В феврале в Кафедральном соборе прошла первая из цикла лекций о Канте (16+). Читает их профессор МГУ Вадим Чалый. Каждая лекция сопровождается выставкой современного художника, выбранного по итогам всероссийского опен-колла. Вадим рассказал «Балтийскому Бродвею» о пробуждении от догматического сна, кёнигсбергской диалектике Канта с Гаманом и ориентировании в собственном мышлении.
— Всю жизнь Иммануил Кант пользовался своим умом: исследовал, изучал, преподавал и открывал. А когда вы выбрали этот путь?
— Вы знаете, Кант, по собственному признанию, не всю жизнь пользовался своим умом. Какое-то время он находился в состоянии, которое сам потом назвал догматическим сном. И пробудился он сравнительно поздно, под влиянием, в частности, работ философа Дэвида Юма. Так что чтение трудов других умных людей не раз помогало философам менять свои взгляды и обращаться к самостоятельному мышлению.
Мой момент осознания случился в университете. Я учился на экономическом факультете и в какой-то момент понял, что мне интересна теория и менее интересна практика. Как и Кант когда-то, я пробудился от догматического сна и решил, что надо мыслить самостоятельно, строить своё мировоззрение.
— Когда вы впервые познакомились с трудами Канта?
— Во время учёбы в университете я начал читать популярные кантовские произведения. А уже в аспирантуре стал погружаться в «Критику чистого разума» — с трудом, настойчиво, порой разочаровываясь в собственных способностях, но прилагая усилия и добиваясь результатов. В каком-то смысле Калининграду не очень повезло с главным символом, с главным своим жителем. Кант — один из самых сложных для понимания философов. Во-первых, он занимается вещами высокоабстрактными, а во-вторых, находится в постоянном диалоге с другими философами и учёными, которые исследовали те же вопросы. Поэтому для понимания Канта необходимо ещё и понимание контекста. Это сильно усложняет задачу и заставляет снова и снова ходить по кругу, читая кантовские пассажи, обращаясь к текстам, на которые он реагирует в этих пассажах, и собирая своё понимание происходящего. Популярные работы доступнее, но они более фрагментарные. Вопрос о просвещении, например, он поднимает на семи или восьми страницах, где даёт свой ответ. Но понять его глубину можно только обратившись к другим работам, к контексту, вообще к спору о просвещении, в рамках которого Кант находился в 80-е годы XVIII века.
— Как вы сумели выстроить самообразование, чтобы после экономического факультета поступить сразу в философскую аспирантуру?
— Дорога в философскую аспирантуру открыта выпускникам самых разных факультетов.
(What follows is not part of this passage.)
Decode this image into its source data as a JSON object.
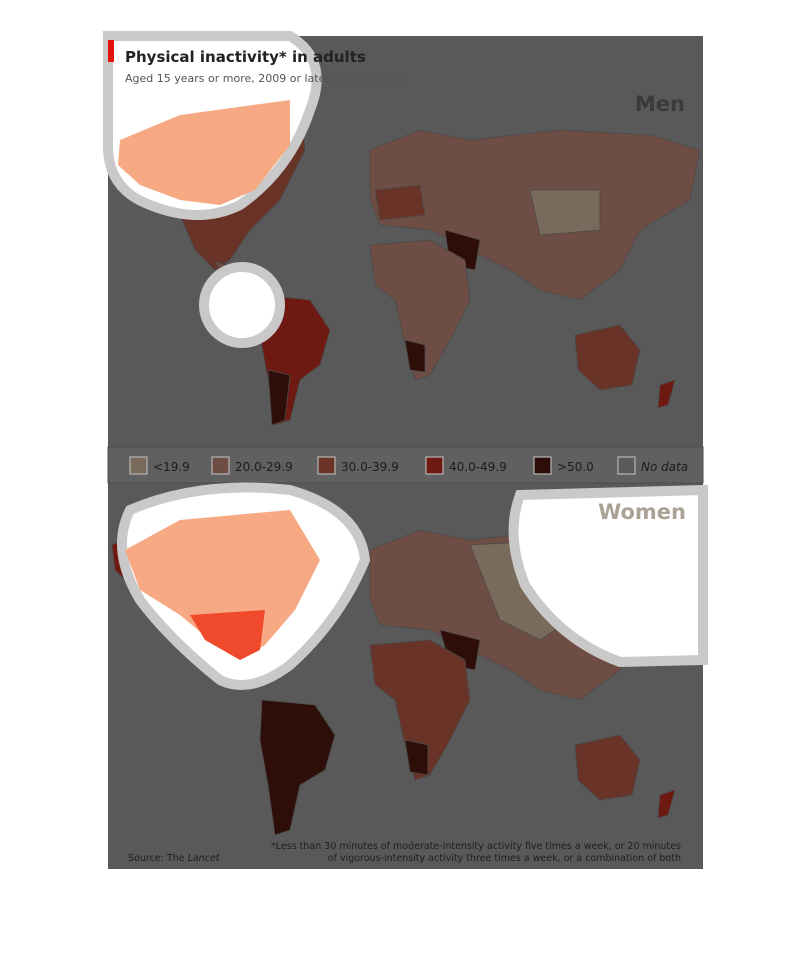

Философия — это синтетическая дисциплина, которую интересует всё. Знакомство с преподавателями, занимавшимися философским образованием в Калининградском государственном университете (сейчас БФУ им. Канта. — Ред.), подтолкнуло меня пойти у них учиться. Владимир Никифорович Брюшинкин вёл у нас логику. В аспирантуру я пошёл к Леонарду Александровичу Калинникову, который занимается как раз философией Канта. Эти люди во многом стали определяющим фактором в моём выборе.
— Нужно ли, чтобы каждый человек был философом? И почему?
— Нужно, и фактически это уже так. Аристотель начинает свой большой трактат «Метафизика» с такого предложения: «Все люди от природы стремятся к знанию». Эта природная тяга существует в любом: любопытство, интерес, изумление перед фактом собственного существования, жизни, мира, других людей. Всё это толкает нас к тому, чтобы пытаться понять, что происходит. Другое дело, что кто-то занимается этим иногда, стихийно, а кто-то пытается делать это систематически. Вот и вся разница. А так все мы философы.
— Каким был бы ваш круг общения, если бы пригласить в него можно было только знаковых философов?
— Разумеется, было бы замечательно пообщаться с Кантом. Не только потому, что это философ первой величины, но и потому, что это житель Кёнигсберга — человек, ходивший по нашим улицам. В этом городе жил не только Кант, но и другие важные фигуры — менее известные, но формирующие оппозицию кантовскому способу мыслить. К примеру, Иоганн Гаман — оппонент и сосед Канта. Они жили буквально на соседних улицах и постоянно спорили. Исследование этой диалектики, не покидавшей Кёнигсберга, — тоже очень интересная философская задача для современных калининградцев.
— В феврале в Кафедральном соборе стартовал цикл ваших лекций об Иммануиле Канте. Чего ждать от этого проекта?
— Замысел состоит в том, чтобы на базе Музея Канта создать движущуюся череду портретов окружения Канта, людей, с которыми он находился в интеллектуальном взаимодействии, — как живших в Кёнигсберге, так и находившихся за его пределами. И начать этот процесс уместно с обрисовки того положения, которое Кант занимает в современном культурном интеллектуальном пространстве. Поэтому первый такой разговор я посвятил тому, как в разных областях актуальных дискуссий обращаются с кантовским наследием. И главный тезис состоит в том, что Кант — деятельный участник этих дискуссий. Не просто какая-то историческая фигура, памятник, но и активный философ.
— А что самое важное даёт Иммануил Кант современному человеку?
— Возможность ориентироваться в мышлении и в происходящем — благодаря, а иногда и вопреки мышлению. У Канта есть трактат «Что значит ориентироваться в мышлении?», который даёт способ это делать.
— Раньше вы преподавали в БФУ им. Канта, но сейчас работаете в Москве. Сложно было покинуть Калининград?
— Сложно, конечно. Я был и остаюсь калининградцем. Я бы сказал, что к переезду меня подтолкнуло сочетание семейных обстоятельств: мои старшие дети выросли и им потребовалась спортшкола, которой в Калининграде не было. Ну и, конечно, возможность поработать в Московском государственном университете очень манила. Но связи с Калининградом я не теряю и терять не собираюсь: хочу участвовать в культурных и интеллектуальных процессах, происходящих на родине.